SPX Flow Stock Pops after Spurning Ingersoll Rand
Shares of SPX Flow (NYSE: FLOW) popped on Monday after Ingersoll Rand (NYSE: IR) confirmed that it had made two separate acquisition offers.
The confirmation comes following leaks that Ingersoll Rand was looking to take over SPX Flow, which makes specialized industrial equipment for handling and separating materials. SPX Flow serves a variety of industries, including food processing and pharmaceuticals.
As of 10:30 a.m. EDT, SPX Flow shares were up 25%.
Turning down a suitor
Ingersoll Rand said that it had made an offer of $81.50 per share back on May 27, which SPX Flow’s board rejected for being too low. The suitor followed that up with an even higher offer on June 10 for $85 per share, according to the company. Both offers consisted of all cash, with no stock component.
The higher offer represents a 20% premium over SPX Flow’s all-time high. Following the rejections, SPX Flow declined to engage with Ingersoll Rand in further negotiations.

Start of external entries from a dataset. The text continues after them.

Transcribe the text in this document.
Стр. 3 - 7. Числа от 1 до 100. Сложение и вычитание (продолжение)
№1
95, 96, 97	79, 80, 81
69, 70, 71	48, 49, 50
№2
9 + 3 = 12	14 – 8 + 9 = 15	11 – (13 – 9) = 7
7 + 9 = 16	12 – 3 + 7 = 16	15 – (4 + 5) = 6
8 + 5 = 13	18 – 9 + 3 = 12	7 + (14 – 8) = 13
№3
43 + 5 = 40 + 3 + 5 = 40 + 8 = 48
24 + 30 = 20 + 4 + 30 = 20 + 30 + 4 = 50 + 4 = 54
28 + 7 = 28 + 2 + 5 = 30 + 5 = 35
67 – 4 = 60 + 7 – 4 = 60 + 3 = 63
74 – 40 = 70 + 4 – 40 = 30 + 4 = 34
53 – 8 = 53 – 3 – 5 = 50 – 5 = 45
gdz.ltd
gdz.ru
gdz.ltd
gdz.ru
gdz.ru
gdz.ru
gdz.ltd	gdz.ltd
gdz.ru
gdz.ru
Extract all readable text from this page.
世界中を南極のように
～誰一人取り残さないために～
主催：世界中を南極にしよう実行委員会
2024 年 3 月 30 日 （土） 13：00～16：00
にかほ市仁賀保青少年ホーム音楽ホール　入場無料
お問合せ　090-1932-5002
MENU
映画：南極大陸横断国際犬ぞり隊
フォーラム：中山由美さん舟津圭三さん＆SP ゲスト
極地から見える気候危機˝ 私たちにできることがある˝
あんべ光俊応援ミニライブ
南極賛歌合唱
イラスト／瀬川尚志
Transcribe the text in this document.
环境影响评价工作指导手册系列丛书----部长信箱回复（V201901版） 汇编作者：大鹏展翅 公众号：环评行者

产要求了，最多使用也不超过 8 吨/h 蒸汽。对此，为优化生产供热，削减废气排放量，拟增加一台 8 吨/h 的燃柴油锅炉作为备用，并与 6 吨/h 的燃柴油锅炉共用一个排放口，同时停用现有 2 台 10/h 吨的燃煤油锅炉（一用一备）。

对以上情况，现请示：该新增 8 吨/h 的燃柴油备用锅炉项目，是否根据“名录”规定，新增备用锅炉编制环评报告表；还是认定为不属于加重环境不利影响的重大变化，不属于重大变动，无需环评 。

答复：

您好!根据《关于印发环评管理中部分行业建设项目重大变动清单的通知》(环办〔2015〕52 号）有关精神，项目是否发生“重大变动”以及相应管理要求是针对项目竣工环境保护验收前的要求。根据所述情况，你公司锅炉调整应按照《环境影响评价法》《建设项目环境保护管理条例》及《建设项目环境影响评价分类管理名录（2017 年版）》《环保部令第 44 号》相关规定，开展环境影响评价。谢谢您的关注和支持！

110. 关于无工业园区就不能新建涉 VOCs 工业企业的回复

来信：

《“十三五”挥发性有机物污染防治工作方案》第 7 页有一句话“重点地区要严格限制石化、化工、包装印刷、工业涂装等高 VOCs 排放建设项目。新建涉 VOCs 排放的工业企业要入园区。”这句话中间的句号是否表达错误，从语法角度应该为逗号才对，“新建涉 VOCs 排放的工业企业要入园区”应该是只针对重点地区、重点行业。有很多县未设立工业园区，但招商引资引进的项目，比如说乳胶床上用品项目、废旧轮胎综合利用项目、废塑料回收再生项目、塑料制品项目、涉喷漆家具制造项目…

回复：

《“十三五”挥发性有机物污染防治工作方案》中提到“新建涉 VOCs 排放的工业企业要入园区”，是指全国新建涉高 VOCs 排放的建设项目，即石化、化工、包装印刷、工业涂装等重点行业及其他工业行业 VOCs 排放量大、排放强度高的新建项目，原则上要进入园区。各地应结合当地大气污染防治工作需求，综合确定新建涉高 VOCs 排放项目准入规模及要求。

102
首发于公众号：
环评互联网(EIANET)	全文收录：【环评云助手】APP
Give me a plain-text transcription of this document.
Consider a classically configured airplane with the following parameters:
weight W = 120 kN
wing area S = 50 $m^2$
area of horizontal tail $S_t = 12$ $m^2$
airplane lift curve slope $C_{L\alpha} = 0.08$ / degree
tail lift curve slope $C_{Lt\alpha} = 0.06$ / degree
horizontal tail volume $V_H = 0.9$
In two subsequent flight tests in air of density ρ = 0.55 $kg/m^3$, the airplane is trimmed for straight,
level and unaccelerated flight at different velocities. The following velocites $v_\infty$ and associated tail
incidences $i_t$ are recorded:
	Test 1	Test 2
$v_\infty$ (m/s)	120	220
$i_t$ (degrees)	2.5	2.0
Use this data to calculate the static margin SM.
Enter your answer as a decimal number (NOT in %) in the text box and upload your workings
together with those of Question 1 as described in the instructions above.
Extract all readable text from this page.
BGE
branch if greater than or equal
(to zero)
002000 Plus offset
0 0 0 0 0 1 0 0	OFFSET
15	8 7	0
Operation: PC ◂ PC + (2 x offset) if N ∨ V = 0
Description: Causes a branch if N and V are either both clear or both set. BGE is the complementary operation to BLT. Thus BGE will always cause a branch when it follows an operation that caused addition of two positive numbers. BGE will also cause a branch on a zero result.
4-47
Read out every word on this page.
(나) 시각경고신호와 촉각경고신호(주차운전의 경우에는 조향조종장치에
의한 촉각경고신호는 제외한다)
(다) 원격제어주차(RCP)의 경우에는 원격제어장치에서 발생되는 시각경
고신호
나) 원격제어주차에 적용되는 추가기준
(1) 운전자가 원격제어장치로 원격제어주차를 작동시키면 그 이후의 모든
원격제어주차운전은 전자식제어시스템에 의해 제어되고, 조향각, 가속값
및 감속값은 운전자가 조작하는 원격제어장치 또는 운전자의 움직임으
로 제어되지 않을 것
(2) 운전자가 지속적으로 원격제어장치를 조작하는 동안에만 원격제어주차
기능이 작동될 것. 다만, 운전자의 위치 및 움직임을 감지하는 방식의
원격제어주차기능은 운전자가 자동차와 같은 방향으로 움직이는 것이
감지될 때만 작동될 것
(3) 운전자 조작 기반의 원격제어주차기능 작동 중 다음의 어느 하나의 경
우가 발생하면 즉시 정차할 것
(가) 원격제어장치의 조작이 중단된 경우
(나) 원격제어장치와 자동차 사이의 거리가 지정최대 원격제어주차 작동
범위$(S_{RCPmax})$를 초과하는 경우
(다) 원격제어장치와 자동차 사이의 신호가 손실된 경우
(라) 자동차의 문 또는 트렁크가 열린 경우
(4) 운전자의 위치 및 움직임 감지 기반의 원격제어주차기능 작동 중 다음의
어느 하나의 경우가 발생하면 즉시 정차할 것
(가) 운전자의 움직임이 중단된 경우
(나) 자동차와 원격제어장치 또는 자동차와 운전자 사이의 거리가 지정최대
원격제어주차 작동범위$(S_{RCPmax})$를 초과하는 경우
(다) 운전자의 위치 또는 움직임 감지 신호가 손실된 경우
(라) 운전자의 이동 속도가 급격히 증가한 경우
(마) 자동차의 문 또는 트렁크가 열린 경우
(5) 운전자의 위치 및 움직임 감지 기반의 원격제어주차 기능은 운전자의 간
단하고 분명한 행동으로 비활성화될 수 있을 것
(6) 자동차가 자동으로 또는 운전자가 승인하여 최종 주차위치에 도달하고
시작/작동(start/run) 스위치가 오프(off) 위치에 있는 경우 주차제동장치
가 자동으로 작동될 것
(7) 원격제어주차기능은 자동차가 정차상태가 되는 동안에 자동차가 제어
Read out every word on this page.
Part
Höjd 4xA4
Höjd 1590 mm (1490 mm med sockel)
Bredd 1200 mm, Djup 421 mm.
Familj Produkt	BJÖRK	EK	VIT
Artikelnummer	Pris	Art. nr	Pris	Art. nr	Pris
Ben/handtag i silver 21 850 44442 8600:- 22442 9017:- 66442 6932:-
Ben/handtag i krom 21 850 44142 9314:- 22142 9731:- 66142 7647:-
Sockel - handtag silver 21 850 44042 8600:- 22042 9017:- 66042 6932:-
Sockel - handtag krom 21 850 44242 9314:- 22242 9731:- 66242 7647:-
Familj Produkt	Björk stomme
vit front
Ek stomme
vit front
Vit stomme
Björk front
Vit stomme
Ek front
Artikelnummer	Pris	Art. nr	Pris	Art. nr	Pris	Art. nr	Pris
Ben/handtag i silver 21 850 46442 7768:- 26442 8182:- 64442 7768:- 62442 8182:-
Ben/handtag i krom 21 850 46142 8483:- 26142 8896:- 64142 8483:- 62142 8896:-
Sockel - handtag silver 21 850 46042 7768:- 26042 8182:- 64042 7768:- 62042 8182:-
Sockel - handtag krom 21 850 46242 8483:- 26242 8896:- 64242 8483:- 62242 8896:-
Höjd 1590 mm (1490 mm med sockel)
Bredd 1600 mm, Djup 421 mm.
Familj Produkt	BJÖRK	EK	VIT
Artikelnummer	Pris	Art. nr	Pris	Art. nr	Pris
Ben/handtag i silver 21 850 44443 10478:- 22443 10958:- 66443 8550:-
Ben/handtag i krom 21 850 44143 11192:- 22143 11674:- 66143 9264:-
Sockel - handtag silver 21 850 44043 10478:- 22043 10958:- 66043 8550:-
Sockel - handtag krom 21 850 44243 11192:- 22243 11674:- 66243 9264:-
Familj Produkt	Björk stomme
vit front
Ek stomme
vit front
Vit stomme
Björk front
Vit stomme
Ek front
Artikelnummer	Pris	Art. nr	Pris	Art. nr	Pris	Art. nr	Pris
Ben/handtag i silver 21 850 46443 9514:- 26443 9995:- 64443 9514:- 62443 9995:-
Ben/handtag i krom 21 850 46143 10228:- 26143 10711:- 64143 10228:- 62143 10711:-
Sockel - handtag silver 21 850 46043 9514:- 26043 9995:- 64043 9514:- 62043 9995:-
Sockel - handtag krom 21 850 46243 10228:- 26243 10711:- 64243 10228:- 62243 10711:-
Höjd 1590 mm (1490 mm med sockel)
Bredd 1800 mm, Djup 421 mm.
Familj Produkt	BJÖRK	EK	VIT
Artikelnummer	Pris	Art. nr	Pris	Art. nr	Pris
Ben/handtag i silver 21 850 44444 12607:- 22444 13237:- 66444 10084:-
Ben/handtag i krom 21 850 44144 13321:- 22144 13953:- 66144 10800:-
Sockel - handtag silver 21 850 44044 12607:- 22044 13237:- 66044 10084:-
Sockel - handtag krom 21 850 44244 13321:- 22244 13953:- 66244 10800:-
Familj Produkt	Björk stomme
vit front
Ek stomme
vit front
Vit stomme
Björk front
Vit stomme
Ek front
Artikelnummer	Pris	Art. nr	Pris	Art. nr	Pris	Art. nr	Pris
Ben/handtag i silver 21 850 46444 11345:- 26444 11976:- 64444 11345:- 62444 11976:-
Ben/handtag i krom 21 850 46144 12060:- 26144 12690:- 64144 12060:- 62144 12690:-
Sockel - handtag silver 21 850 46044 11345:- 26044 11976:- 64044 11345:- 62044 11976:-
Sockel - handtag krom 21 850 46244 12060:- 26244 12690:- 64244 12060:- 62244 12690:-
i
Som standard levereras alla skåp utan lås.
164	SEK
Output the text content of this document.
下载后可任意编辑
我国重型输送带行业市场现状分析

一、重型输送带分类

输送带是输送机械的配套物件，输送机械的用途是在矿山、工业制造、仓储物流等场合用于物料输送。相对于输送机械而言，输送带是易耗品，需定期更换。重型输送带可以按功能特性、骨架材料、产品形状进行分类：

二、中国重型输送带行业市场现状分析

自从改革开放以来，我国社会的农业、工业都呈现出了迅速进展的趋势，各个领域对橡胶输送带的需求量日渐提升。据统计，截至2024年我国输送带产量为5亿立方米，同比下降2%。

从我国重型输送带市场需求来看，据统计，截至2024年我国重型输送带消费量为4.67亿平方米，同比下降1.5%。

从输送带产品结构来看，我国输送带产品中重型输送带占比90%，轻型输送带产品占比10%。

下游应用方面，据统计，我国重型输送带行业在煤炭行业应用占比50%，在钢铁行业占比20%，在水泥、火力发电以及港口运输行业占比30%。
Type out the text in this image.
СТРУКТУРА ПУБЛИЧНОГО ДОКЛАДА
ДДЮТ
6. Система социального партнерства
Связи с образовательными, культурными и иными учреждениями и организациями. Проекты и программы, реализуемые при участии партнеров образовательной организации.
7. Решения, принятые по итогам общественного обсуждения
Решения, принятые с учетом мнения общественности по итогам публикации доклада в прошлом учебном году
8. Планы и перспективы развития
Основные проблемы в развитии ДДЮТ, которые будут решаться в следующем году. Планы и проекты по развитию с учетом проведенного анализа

“While we had hoped to complete a transaction privately, we remain committed to engaging with SPX Flow on a friendly basis and in a constructive and collaborative manner,” Ingersoll Rand CEO Vicente Reynal said in a statement. “To be clear, while we believe that SPX Flow is a strong strategic fit with Ingersoll Rand, we will be disciplined in our approach and not stray from our demonstrated commitment to pursuing accretive transactions that present significant, additional post-synergy value creation opportunities.”
Ingersoll Rand suggests that its offer is more than generous, representing significant value based on the financial targets that SPX Flow had previously set at its Investor Day in March. As an all-cash offer, the proposal would also mitigate any risks that SPX Flow fails to execute on its goals, Ingersoll Rand said.
At the Investor Day, SPX Flow laid out a target to achieve gross margins of approximately 40% by 2023, up from 35% in 2020. At the same time, the company would look to reduce operating expenses, hoping to bring selling, general, and administrative (SG&A) costs down to around 23% of revenue.
SPX Flow is seeking to expand through acquisitions, forecasting $200 million to $300 million in acquired revenue by 2023.
Ingersoll Rand is not looking to embark upon a hostile takeover attempt, according to the previous reports, and Reynal’s comments seem to reinforce that notion. The company has pivoted in recent years towards industrial equipment following its merger with Gardner Denver last year.
Earlier this year, Ingersoll Rand divested its golf cart business to private equity firm Platinum Equity in a $1.7 billion deal.
In spurning Ingersoll Rand’s overtures, SPX Flow is effectively expressing its belief that it is worth significantly more than $85 per share. Investors appear to agree, bidding the stock up to a fresh all-time high of $80.62 this morning.